銀行等であれば被相続人が亡くなった後口座情報を開示することによって、借金があるかないかを判断することができますが、クレジットカード会社をはじめとしてその他、最悪は闇金融でお金を借りていたりするとすぐには発覚することがなく、特に闇金融の場合には、被相続人が亡くなったことを知りながら、ある程度の期間が経過して相続が終わった頃に他の相続人に対してお金を返せと言ってくるようなケースもあるので、とても悪質で注意しなければなりません。

どのような形であれ責任は取らなくてはならない

上記のように単純承認の後被相続人の借金が発覚した場合には返済するという方法であっても自己破産をするという方法であっても責任を取らなくてはなりません。
このようなケースでは相続人が何も知らなかったばかりに破産に追い込まれてしまうということもあるのですが、基本的に単純な借金であればヤミ金を含めて自己破産をすることによってその後の返済義務は無くなります。
ただし、被相続人が生前に交通事故の加害者となっており、被害者に対しての補償問題が起こっていた場合には、自己破産によって免責が下りるわけではありませんので相続人はこの部分についてしっかりと弁済をしていかなくてはなりません。

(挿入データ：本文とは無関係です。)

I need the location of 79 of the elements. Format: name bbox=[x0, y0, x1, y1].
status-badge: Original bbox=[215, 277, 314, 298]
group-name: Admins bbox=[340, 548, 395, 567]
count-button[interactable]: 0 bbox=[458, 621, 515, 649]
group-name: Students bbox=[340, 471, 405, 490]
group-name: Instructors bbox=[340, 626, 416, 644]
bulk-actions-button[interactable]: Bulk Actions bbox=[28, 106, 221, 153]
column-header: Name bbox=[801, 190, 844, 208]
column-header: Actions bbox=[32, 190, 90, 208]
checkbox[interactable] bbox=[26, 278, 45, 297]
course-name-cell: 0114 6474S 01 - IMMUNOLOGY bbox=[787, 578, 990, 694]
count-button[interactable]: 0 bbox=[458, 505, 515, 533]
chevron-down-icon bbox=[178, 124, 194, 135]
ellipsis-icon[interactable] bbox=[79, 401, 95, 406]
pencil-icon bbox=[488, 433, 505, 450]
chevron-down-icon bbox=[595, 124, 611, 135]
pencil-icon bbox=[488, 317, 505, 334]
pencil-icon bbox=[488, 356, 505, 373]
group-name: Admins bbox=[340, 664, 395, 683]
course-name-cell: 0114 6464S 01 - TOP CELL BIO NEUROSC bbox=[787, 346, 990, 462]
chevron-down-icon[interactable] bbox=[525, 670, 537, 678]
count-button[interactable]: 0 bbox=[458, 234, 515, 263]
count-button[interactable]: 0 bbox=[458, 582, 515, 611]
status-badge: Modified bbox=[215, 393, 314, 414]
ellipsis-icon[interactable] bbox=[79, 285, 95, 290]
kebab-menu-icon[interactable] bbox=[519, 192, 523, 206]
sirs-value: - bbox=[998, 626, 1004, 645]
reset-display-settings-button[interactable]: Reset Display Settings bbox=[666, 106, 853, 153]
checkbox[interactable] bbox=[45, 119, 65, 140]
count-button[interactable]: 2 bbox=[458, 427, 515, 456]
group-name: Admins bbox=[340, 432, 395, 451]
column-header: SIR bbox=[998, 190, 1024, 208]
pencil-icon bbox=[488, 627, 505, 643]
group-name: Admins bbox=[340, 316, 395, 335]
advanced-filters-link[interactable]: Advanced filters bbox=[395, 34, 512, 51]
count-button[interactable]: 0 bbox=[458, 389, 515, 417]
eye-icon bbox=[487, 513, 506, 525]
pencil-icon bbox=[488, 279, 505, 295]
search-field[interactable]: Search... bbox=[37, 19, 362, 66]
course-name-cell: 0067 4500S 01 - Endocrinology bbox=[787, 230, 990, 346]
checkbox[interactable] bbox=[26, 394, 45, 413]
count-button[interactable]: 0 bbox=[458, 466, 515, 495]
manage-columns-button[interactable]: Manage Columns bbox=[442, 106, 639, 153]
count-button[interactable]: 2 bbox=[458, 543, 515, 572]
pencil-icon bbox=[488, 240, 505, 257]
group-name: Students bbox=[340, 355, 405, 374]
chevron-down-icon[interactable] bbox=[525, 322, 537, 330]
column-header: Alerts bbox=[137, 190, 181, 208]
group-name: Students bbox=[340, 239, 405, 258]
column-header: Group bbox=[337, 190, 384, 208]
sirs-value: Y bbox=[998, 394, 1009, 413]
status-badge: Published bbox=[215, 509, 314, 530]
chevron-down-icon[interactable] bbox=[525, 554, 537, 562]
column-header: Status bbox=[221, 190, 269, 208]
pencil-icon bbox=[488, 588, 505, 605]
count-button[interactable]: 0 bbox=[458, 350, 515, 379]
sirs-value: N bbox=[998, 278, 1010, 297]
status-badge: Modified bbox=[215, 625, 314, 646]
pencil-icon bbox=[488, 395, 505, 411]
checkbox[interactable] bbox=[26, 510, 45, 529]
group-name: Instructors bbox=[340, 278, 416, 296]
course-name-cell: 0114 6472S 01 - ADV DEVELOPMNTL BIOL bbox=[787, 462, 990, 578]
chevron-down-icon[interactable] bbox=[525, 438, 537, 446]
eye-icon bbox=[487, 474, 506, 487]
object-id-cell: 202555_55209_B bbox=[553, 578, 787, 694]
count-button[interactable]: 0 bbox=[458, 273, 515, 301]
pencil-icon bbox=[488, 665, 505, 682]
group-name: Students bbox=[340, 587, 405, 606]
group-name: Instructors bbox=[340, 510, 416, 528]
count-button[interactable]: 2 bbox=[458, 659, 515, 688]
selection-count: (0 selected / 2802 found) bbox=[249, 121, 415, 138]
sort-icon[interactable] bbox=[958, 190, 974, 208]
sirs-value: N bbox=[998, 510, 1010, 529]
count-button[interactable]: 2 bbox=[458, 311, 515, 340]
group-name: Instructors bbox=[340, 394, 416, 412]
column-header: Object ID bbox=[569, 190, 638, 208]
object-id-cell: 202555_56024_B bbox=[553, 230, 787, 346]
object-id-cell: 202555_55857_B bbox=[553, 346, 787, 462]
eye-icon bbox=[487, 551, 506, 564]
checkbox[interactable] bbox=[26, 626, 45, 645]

このような部分についてはしっかりと覚えておいた方が良いでしょう。
もちろん被相続人の生前に交通事故など起こせば、親族が把握することになりますが、遠方に離れていて知らなかったなどということになると、あとで相続人がとても大変な思いをしなければなりません。
親族でさえもうっかり忘れていたなんていうことがあるので協議を行っていく中でこのような部分についてもしっかり確認した上で進めていくことが大切です。